In August 1942, 18-year-old Inga Savvina comes to New York City to meet the father who has no idea she exists. Her mother was arrested in 1937 and sentenced to twenty years in Siberia, for refusing to teach Stalin’s phony version of Russian history.

Inga and her family were evacuated to Irkutsk to escape the invading Germans in 1941, which, combined with the more relaxed mood in the USSR, made it easier for her grandparents to send her to safety.

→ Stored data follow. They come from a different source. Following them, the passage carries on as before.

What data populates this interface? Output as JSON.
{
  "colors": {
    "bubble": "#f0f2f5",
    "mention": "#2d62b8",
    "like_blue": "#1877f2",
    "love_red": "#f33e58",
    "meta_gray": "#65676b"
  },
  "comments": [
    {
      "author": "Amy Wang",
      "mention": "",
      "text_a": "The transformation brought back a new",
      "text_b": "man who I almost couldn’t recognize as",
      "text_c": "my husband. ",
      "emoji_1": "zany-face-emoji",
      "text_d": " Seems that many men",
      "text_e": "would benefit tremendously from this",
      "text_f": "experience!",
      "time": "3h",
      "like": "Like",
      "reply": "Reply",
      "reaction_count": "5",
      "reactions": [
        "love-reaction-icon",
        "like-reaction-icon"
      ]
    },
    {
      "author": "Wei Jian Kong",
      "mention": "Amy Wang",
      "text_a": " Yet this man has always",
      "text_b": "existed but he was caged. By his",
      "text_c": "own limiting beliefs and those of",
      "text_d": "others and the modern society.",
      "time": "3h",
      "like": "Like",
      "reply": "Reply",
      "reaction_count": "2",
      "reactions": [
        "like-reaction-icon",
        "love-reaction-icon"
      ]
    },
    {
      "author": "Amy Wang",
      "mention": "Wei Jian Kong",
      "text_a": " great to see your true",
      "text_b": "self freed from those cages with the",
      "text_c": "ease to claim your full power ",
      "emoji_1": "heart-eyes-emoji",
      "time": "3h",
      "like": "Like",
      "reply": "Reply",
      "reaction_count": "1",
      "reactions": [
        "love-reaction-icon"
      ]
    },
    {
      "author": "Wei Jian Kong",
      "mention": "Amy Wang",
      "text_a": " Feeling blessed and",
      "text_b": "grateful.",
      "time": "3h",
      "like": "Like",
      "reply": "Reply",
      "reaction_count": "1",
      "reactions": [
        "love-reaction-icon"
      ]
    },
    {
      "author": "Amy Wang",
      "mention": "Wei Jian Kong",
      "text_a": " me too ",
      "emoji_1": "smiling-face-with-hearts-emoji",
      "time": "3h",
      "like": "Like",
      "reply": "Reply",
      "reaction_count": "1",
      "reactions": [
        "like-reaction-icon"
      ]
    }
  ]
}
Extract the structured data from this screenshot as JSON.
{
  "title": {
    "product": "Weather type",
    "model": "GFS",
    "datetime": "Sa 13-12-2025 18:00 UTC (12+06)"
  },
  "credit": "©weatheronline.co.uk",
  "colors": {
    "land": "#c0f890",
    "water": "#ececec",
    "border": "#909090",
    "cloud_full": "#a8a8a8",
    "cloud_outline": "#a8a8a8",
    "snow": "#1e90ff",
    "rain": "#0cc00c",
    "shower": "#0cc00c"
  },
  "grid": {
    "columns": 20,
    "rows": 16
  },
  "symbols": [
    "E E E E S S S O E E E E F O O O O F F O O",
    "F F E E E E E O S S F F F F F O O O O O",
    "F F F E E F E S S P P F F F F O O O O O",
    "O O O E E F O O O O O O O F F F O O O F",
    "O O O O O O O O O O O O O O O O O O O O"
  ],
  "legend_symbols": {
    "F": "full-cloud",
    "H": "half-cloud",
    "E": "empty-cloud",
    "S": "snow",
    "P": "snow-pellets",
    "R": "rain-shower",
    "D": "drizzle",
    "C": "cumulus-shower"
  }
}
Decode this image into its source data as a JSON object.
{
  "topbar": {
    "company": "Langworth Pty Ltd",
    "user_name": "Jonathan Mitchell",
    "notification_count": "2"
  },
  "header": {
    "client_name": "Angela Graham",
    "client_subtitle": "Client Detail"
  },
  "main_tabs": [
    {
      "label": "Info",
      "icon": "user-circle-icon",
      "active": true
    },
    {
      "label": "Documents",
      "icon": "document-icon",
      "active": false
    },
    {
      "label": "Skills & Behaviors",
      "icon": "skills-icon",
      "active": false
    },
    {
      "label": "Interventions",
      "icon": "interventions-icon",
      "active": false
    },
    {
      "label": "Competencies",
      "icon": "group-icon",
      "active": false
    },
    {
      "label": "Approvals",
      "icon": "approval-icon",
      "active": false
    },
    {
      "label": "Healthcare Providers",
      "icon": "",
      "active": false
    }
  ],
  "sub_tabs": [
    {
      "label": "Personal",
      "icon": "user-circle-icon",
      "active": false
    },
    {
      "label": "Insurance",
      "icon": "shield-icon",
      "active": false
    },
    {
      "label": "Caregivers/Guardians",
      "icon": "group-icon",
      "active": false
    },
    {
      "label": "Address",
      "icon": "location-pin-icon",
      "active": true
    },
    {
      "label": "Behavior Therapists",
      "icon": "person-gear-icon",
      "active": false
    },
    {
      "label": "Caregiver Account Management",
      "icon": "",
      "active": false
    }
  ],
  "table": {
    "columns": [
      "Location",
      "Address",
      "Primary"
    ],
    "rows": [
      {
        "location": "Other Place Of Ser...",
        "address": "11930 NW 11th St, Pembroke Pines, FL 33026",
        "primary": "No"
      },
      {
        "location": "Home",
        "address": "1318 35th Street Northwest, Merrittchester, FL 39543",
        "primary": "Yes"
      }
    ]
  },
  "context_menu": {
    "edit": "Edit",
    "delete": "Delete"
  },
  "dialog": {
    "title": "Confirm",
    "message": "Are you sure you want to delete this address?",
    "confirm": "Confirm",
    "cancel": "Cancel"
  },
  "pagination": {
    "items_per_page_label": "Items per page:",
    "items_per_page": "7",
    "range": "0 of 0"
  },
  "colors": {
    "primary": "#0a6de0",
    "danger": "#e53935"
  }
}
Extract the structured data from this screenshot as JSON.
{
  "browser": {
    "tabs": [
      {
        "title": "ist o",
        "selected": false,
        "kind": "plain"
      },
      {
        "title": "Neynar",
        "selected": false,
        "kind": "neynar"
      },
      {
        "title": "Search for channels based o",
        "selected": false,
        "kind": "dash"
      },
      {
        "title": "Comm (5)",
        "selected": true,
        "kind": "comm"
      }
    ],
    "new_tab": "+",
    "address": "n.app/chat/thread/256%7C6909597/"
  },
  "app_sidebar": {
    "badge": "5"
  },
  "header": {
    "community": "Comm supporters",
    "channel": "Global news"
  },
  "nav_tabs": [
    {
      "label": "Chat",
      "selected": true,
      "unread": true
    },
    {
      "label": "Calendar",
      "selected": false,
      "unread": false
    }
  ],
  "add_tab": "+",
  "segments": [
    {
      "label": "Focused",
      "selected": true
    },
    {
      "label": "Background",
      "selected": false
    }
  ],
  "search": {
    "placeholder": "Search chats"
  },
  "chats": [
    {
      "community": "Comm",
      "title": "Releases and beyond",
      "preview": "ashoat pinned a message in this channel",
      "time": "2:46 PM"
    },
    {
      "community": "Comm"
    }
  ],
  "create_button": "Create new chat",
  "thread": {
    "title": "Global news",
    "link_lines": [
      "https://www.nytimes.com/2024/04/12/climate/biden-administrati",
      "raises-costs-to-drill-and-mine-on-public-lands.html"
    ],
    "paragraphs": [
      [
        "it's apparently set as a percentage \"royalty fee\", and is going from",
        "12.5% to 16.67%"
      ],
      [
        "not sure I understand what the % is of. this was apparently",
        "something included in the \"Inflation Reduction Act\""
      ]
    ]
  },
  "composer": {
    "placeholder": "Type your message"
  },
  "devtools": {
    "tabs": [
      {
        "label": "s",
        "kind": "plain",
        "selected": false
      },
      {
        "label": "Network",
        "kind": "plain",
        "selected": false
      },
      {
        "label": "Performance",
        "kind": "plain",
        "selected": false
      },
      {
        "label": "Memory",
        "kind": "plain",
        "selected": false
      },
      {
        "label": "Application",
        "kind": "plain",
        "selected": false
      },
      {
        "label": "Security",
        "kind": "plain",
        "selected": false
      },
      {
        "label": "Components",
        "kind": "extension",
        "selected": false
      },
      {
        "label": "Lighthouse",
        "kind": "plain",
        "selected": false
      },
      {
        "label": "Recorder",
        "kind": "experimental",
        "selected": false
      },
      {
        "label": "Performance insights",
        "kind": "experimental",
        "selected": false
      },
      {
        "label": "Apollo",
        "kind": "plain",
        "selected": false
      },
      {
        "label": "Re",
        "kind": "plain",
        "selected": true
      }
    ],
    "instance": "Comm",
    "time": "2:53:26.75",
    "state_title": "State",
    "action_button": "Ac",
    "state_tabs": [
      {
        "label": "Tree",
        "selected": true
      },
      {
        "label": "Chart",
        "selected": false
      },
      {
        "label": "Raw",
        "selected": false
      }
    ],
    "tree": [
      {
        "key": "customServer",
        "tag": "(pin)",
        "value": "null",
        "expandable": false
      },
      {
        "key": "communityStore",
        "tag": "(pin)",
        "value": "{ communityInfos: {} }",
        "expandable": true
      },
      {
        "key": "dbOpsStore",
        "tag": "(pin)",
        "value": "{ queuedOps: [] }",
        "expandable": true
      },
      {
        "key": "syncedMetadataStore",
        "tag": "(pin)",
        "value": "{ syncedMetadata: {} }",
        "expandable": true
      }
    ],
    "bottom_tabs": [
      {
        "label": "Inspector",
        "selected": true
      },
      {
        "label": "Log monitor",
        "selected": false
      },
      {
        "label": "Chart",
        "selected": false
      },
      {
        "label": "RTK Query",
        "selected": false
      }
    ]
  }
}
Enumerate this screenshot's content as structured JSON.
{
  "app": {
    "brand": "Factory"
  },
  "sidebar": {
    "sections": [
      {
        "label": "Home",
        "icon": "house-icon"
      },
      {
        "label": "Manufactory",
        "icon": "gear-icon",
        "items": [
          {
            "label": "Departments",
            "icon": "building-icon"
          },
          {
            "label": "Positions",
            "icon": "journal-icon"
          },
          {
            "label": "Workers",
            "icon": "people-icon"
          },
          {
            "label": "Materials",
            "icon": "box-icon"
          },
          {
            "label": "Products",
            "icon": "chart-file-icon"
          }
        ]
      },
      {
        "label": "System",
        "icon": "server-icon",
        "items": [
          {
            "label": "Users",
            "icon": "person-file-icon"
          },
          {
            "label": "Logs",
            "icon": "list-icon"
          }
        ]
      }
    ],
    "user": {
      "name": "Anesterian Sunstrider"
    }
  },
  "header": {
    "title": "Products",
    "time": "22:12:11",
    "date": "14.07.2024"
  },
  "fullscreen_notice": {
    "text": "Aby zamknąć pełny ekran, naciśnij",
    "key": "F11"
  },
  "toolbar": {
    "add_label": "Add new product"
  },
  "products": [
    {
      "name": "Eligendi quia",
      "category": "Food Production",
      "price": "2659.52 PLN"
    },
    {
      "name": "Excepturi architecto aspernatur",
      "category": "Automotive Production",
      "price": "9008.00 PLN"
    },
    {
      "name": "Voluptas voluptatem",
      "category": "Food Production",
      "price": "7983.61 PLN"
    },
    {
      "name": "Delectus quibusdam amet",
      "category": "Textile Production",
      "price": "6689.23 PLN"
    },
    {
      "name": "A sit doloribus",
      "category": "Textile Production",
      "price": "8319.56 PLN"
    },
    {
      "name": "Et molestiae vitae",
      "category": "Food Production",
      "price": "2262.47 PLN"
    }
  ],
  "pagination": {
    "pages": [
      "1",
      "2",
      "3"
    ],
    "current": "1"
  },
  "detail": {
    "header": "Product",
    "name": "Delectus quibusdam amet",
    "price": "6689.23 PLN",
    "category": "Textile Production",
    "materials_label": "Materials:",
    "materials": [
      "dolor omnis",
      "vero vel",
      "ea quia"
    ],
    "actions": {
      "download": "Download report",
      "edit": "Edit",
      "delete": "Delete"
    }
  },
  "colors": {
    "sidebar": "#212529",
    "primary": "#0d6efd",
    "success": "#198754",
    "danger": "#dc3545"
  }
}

A graduation trip to Vladivostok turned into a defection to Shanghai, where she was put in touch with authorities who arranged her passage to San Francisco.

The train finally stops on Sunday, not quite the end of the line, but the end of the line for Inga.  She gathers her luggage and steps from the train into the bright Manhattan sunlight.  This city already looks so crowded and fast-paced, not like the French Concession, Irkutsk, or Vladivostok.

She’s afraid to approach anyone to ask, in her elementary French, directions to the contact she was given, or where a large Russian neighborhood might be.  She just keeps moving with the crowd, making sure to push her luggage ahead of her so it won’t get stolen.  If she loses her luggage, she’ll be left with nothing.

After about thirty minutes of walking with no purpose or direction, the top of Inga’s right shoe catches in a crack in the pavement.  The next thing she knows, she’s on the ground, her right knee ripped open and bleeding, her luggage tumbled out of the rack.  Her knee smarts too much to try standing up, and she has no first aide in any of her bags.  Even the mere motion of gently bending her knee sends waves of pain up and down her leg.

Inga’s father is Lyuba Koneva’s cousin Mikhail Kharzin, nicknamed Ginny, after his childish mispronunciation of the nickname Genie. Her mother, Georgiya, visited New York for Lyuba and Ivan’s wedding in 1923. During the reception, she and Ginny, then sixteen years old, snuck off to the former priests’ quarters and slept together for the first time. Ginny also visited her hotel during the ensuing days.

Though Georgiya never mentioned Inga’s existence in any of the letters she wrote to Ginny, Inga is her father’s spitting image, and she has all Ginny’s letters as additional proof.